HOSU×Foxfire – 3WAY GORE-TEX JACKET
まず、値段が約14万円なんです。でも、その機能に納得してくださったお客様は、若い方でも即決してくれる。うちでは「自分がどんなものを着ているかというのを理解したほうがいい」と考えて、積極的に商品の説明をしているんです。そういう背景もあるから、うちのお客さんにはこのダウンジャケットに興味を持って、「それなら、それだけの値段はしますね」と納得していただけるんだと思います。
あと、アウトドアウェアは基本的に機能をウリにしていることが多いのですが、いざ「何がいいの?」と聞かれると答えられる部分が少なかったりして。でも、これは圧倒的に話せることが多いんですよ。
—お値段のハードルは高いけど、それだけの魅力があるってことですね。その魅力、教えてください!

まずは表地。ゴアテックス素材なんですが、その中でも「パックライト」という軽量に特化したものを使っていて。
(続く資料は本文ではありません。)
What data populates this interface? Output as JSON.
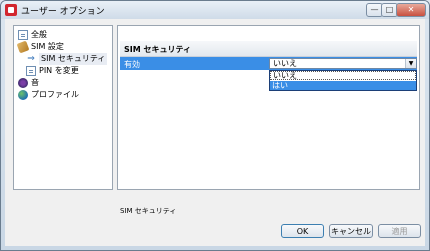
{
  "window": {
    "title": "ユーザー オプション",
    "buttons": {
      "minimize": "—",
      "maximize": "□",
      "close": "✕"
    }
  },
  "tree": {
    "items": [
      {
        "label": "全般",
        "icon": "document-icon"
      },
      {
        "label": "SIM 設定",
        "icon": "sim-card-icon"
      },
      {
        "label": "SIM セキュリティ",
        "icon": "arrow-right-icon",
        "selected": true
      },
      {
        "label": "PIN を変更",
        "icon": "document-icon"
      },
      {
        "label": "音",
        "icon": "audio-icon"
      },
      {
        "label": "プロファイル",
        "icon": "profile-icon"
      }
    ]
  },
  "panel": {
    "header": "SIM セキュリティ",
    "row_label": "有効",
    "select_value": "いいえ",
    "options": [
      "いいえ",
      "はい"
    ]
  },
  "description": "SIM セキュリティ",
  "buttons": {
    "ok": "OK",
    "cancel": "キャンセル",
    "apply": "適用"
  },
  "colors": {
    "selection": "#3a8ee6",
    "close_button": "#c85040"
  }
}
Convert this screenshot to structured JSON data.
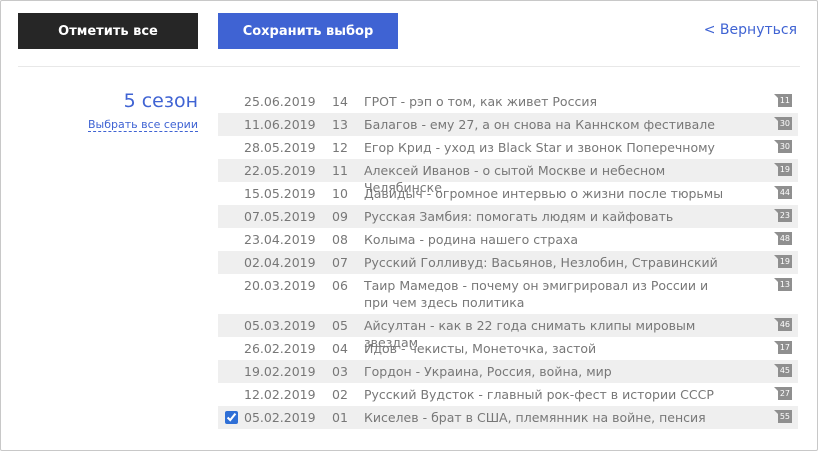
{
  "header": {
    "mark_all_label": "Отметить все",
    "save_label": "Сохранить выбор",
    "back_label": "< Вернуться"
  },
  "season": {
    "title": "5 сезон",
    "select_all_label": "Выбрать все серии"
  },
  "episodes": [
    {
      "date": "25.06.2019",
      "number": "14",
      "title": "ГРОТ - рэп о том, как живет Россия",
      "comments": "11",
      "checked": false
    },
    {
      "date": "11.06.2019",
      "number": "13",
      "title": "Балагов - ему 27, а он снова на Каннском фестивале",
      "comments": "30",
      "checked": false
    },
    {
      "date": "28.05.2019",
      "number": "12",
      "title": "Егор Крид - уход из Black Star и звонок Поперечному",
      "comments": "30",
      "checked": false
    },
    {
      "date": "22.05.2019",
      "number": "11",
      "title": "Алексей Иванов - о сытой Москве и небесном Челябинске",
      "comments": "19",
      "checked": false
    },
    {
      "date": "15.05.2019",
      "number": "10",
      "title": "Давидыч - огромное интервью о жизни после тюрьмы",
      "comments": "44",
      "checked": false
    },
    {
      "date": "07.05.2019",
      "number": "09",
      "title": "Русская Замбия: помогать людям и кайфовать",
      "comments": "23",
      "checked": false
    },
    {
      "date": "23.04.2019",
      "number": "08",
      "title": "Колыма - родина нашего страха",
      "comments": "48",
      "checked": false
    },
    {
      "date": "02.04.2019",
      "number": "07",
      "title": "Русский Голливуд: Васьянов, Незлобин, Стравинский",
      "comments": "19",
      "checked": false
    },
    {
      "date": "20.03.2019",
      "number": "06",
      "title": "Таир Мамедов - почему он эмигрировал из России и при чем здесь политика",
      "comments": "13",
      "checked": false
    },
    {
      "date": "05.03.2019",
      "number": "05",
      "title": "Айсултан - как в 22 года снимать клипы мировым звездам",
      "comments": "46",
      "checked": false
    },
    {
      "date": "26.02.2019",
      "number": "04",
      "title": "Идов - чекисты, Монеточка, застой",
      "comments": "17",
      "checked": false
    },
    {
      "date": "19.02.2019",
      "number": "03",
      "title": "Гордон - Украина, Россия, война, мир",
      "comments": "45",
      "checked": false
    },
    {
      "date": "12.02.2019",
      "number": "02",
      "title": "Русский Вудсток - главный рок-фест в истории СССР",
      "comments": "27",
      "checked": false
    },
    {
      "date": "05.02.2019",
      "number": "01",
      "title": "Киселев - брат в США, племянник на войне, пенсия",
      "comments": "55",
      "checked": true
    }
  ],
  "colors": {
    "accent": "#3f63d3",
    "dark_button": "#262626",
    "row_stripe": "#efefef",
    "badge": "#8f8f8f"
  }
}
あと、内側に薄手のダウンを装着できるんですよ。取れば春もマウンテンパーカー感覚で着られて、ダウン単体でも着られる3WAYです。
ダウンは高品質と呼べる基準を満たした700フィルパワー(※1)のものを使っています。このダウンもすごいんですよ。使われているのは超撥水のフレンチダックダウン。ダウンやアウターは表面に撥水加工をしていることが多いのですが、これはダウンの羽自体にも撥水加工を施しているんです。つまり、普通ダウンは汗や湿気でくたってしまうのですが、それが起きにくい。

(まだまだとまりません。)

そして、ダウンを包んでいる生地もすごい。「ピスティルファイバー」という加工を表面に施して、ミクロ単位で中綿が出にくいように設計しているんです。着ている途中で羽毛が出てきてしまう、なんてこともありません。
人によっては喜んでもらえると思うんですけど、ダウンを取り外したら、それ自体に付属しているポケットに収納して持ち運べるんですよ。旅先が極寒地だった場合は、表側だけを着ていって、旅先でダウンを合体させる事もできる。

これの何がすごいって、小さく畳むには通気性が良くないといけないのに、さっきの「ピスティルファイバー」は通気性も確保しているんですよ。通気性がいいのに、羽毛が出てこない。一見矛盾しているような機能を両立しているんですね。
(※1)羽毛のかさを表す単位。高いほど軽く、暖かい。
—表地とダウンの話だけでも、想像以上の技術が詰まっているのがわかりました。ほかにもまだまだこだわりが?

まだあります。フードについているファーはチャイニーズラクーン(※2)のものを使っています。フェイクファーを使えば価格を抑えることができるのですが、これを使う意味もちゃんとあります。というのも、氷点下だとフェイクファーって凍るんですよ。
この話って、大抵の人には「ああ、そうなんですね」で終わってしまうんですけど、フードを被った時にファーが凍っていると、氷が全部顔についてしまうんです。だから北海道に住まれている顧客さんには本当に喜ばれていて。
(※2) 毛皮の原料としてはポピュラーな、中国に生息するたぬきの一種。
—リアルファーのふんわりした毛並みは見た目の高級感にも貢献しているように見えますね。デザイン的な魅力はなんでしょうか?
やっぱり腕まわりですね。綺麗なラインに見えるように、かなりこだわっています。腕まわりの印象ってけっこう大きいんですよ。あと、このダウンは〈Foxfire〉さんのアイテムをベースにしていて、コラボということでHOSUオリジナルの仕様に変更されています。

—では最後に、このダウンジャケット、どう着こなすのがおすすめでしょうか?
「何でも合う」がウリなんですよ(笑)。ファーを取ればスーツに合わせて着られますし、ジャージと合わせたりしてカジュアルにもいける。相当振り幅が広くて、それも買ってもらえる理由の一つですね。

ダウンジャケットを札場さんがコーディネート。シャツとスラックスに合わせて、クラシカルにタイドアップ。ボーラーハットやダブルブリッジの眼鏡といった遊び心あるアイテムと合わせて、HOSUらしく着こなしてくれた。